Dès le cycle des apprentissages fondamentaux (cycle 2), la Convention internationale des droits de l'enfant sera étudiée afin que chaque enfant soit sensibilisé au sens et à la portée des valeurs fondamentales. Il devra aussi « avoir eu connaissance des articles qui offrent une ouverture sur des pratiques immédiates : droit d'opinion, droit d'expression, et l'exigence de réciprocité ». Aucun enfant n'ignorera ses droits et ses libertés et les exigences liées à leur exercice. Participation aux décisions, engagement dans des projets collectifs, prises de responsabilités, actions de solidarité, rapport actif aux règlements, les préconisations témoignent que la participation active et responsable est devenue le critère de la citoyenneté.

« L'école ne saurait être fermée à des pratiques permettant à chacun de participer réellement à son fonctionnement et à la vie de la cité ».

La lecture de ce texte qui demeure un idéal éducatif à revendiquer aujourd'hui, permet de mieux prendre conscience de la régression actuelle puisque la Convention internationale ne figure pas au programme de l'école élémentaire et que seulement un jeune sur quatre et un adulte sur trois ont entendu en parler.

Mais hélas la situation n'est pas meilleure en ce qui concerne nos parlementaires, députés et sénateurs, à qui devrait revenir la responsabilité de garantir et de contrôler l'application de la Convention.
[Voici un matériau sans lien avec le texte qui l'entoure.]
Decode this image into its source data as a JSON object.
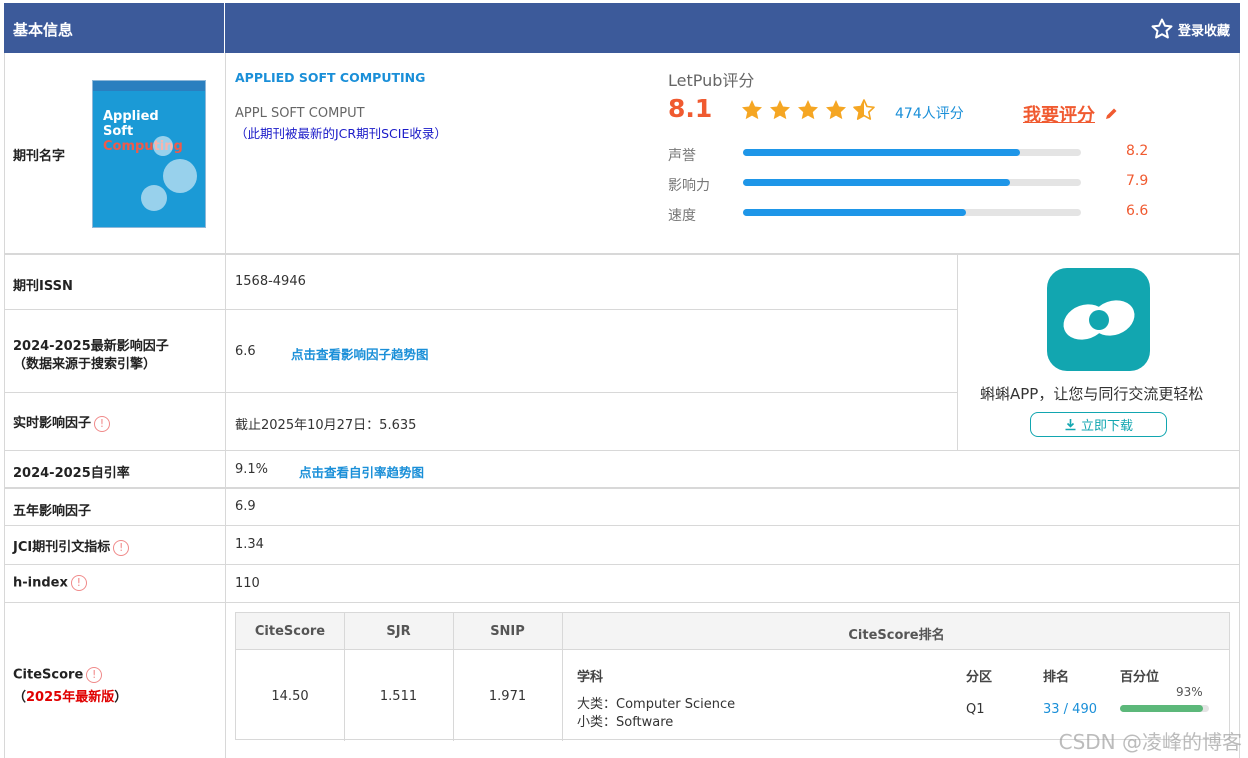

En 1998, le rapport de la Commission d'enquête, mise en place par l'Assemblée nationale, Droits de l'enfant, de nouveaux espaces à conquérir[5], avait montré l'intérêt des parlementaires pour les droits de l'enfant. Mais une enquête récente de la SOFRES pour l'UNICEF adressée aux 920 députés et sénateurs, qui a reçu seulement 135 réponses (90 députés et 45 sénateurs), montre que 66 % connaissent seulement la Convention de nom et 43 % y ont fait référence au cours de leurs travaux parlementaires. 12 % classent les droits de l'enfant au rang de priorité. 75 % estiment que les droits de l'enfant sont plutôt bien respectés dans notre pays mais on peut douter de leur expertise puisque 64 % ne connaissent pas les rapports d'application présentés par la France et donc certainement les recommandations du Comité des droits de l'enfant des Nations Unies. Ils pensent cependant que le parlement français est le mieux placé pour garantir son application.
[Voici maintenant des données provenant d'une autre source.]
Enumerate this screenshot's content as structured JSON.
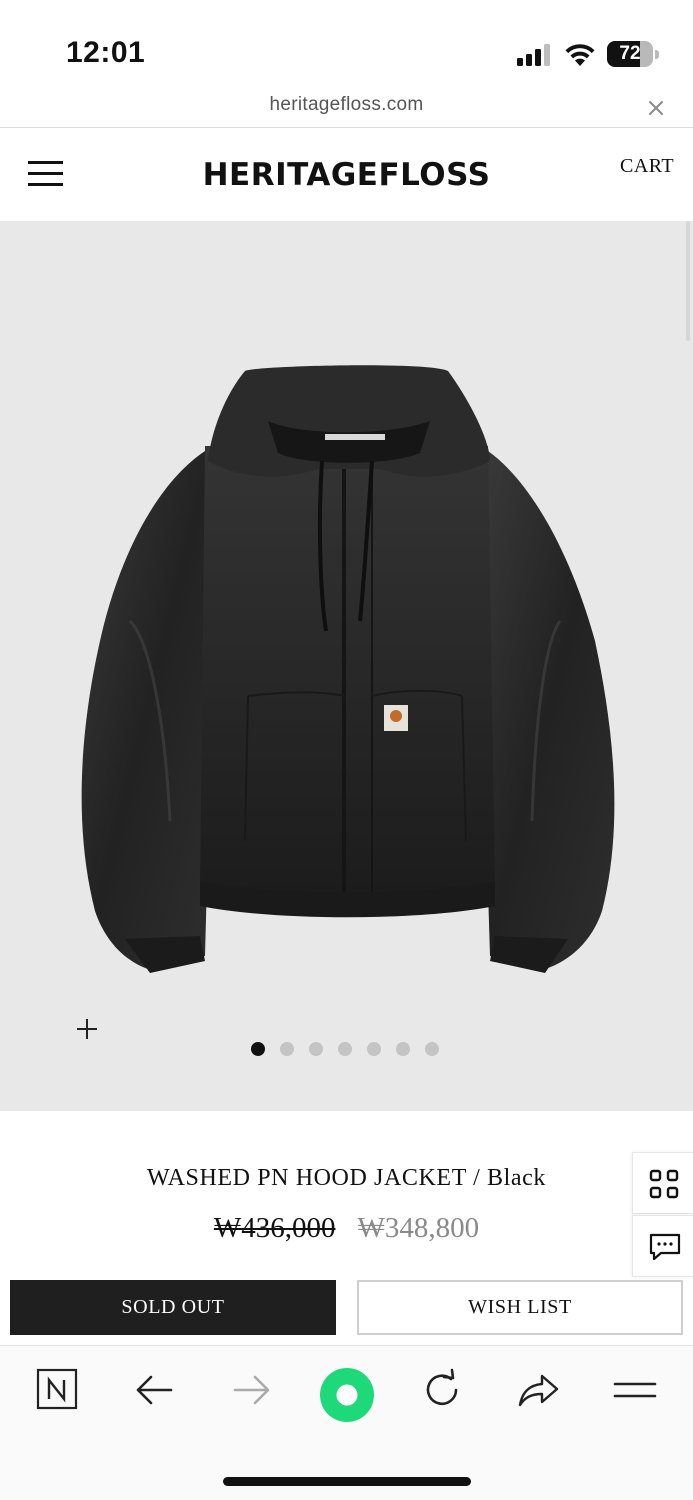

Devant cette situation, l'Assemblée générale de l'ICEM, lors de notre Congrès de Strasbourg, en août 2009, a voté une motion demandant aux pouvoirs publics de respecter leurs engagements internationaux, d'inscrire la Convention dans les programmes, d'en rendre obligatoire son affichage dans tous les établissements scolaires et d'établir des programmes de formation des enseignants afin qu'ils soient en mesure d'informer les enfants, de les aider dans leur rôle de promoteurs et de défenseurs de leurs droits, et de les accompagner dès leur plus jeune âge dans l'exercice de leurs libertés et de leur droit de participation démocratique.

Mais nous savons que nos protestations auront bien du mal à être entendus par les ministres concernés, c'est pourquoi l'Assemblée générale a préconisé, avec toutes les associations agissant pour la promotion des droits de l'enfant, la création d'un Front de l'Enfance.

 

Faire respecter l'article 12 de la Convention et les droits-libertés

Article 12
  1. Les États parties garantissent à l'enfant qui est capable de discernement le droit d'exprimer librement son opinion sur toute question l'intéressant, les opinions de l'enfant étant dûment prises en considération eu égard à son âge et à son degré de maturité.
  2. À cette fin, on donnera notamment à l'enfant la possibilité d'être entendu dans toute procédure judiciaire ou administrative l'intéressant, soit directement, soit par l'intermédiaire d'un représentant ou d'un organisme approprié de façon compatible avec les règles de procédure de la législation nationale.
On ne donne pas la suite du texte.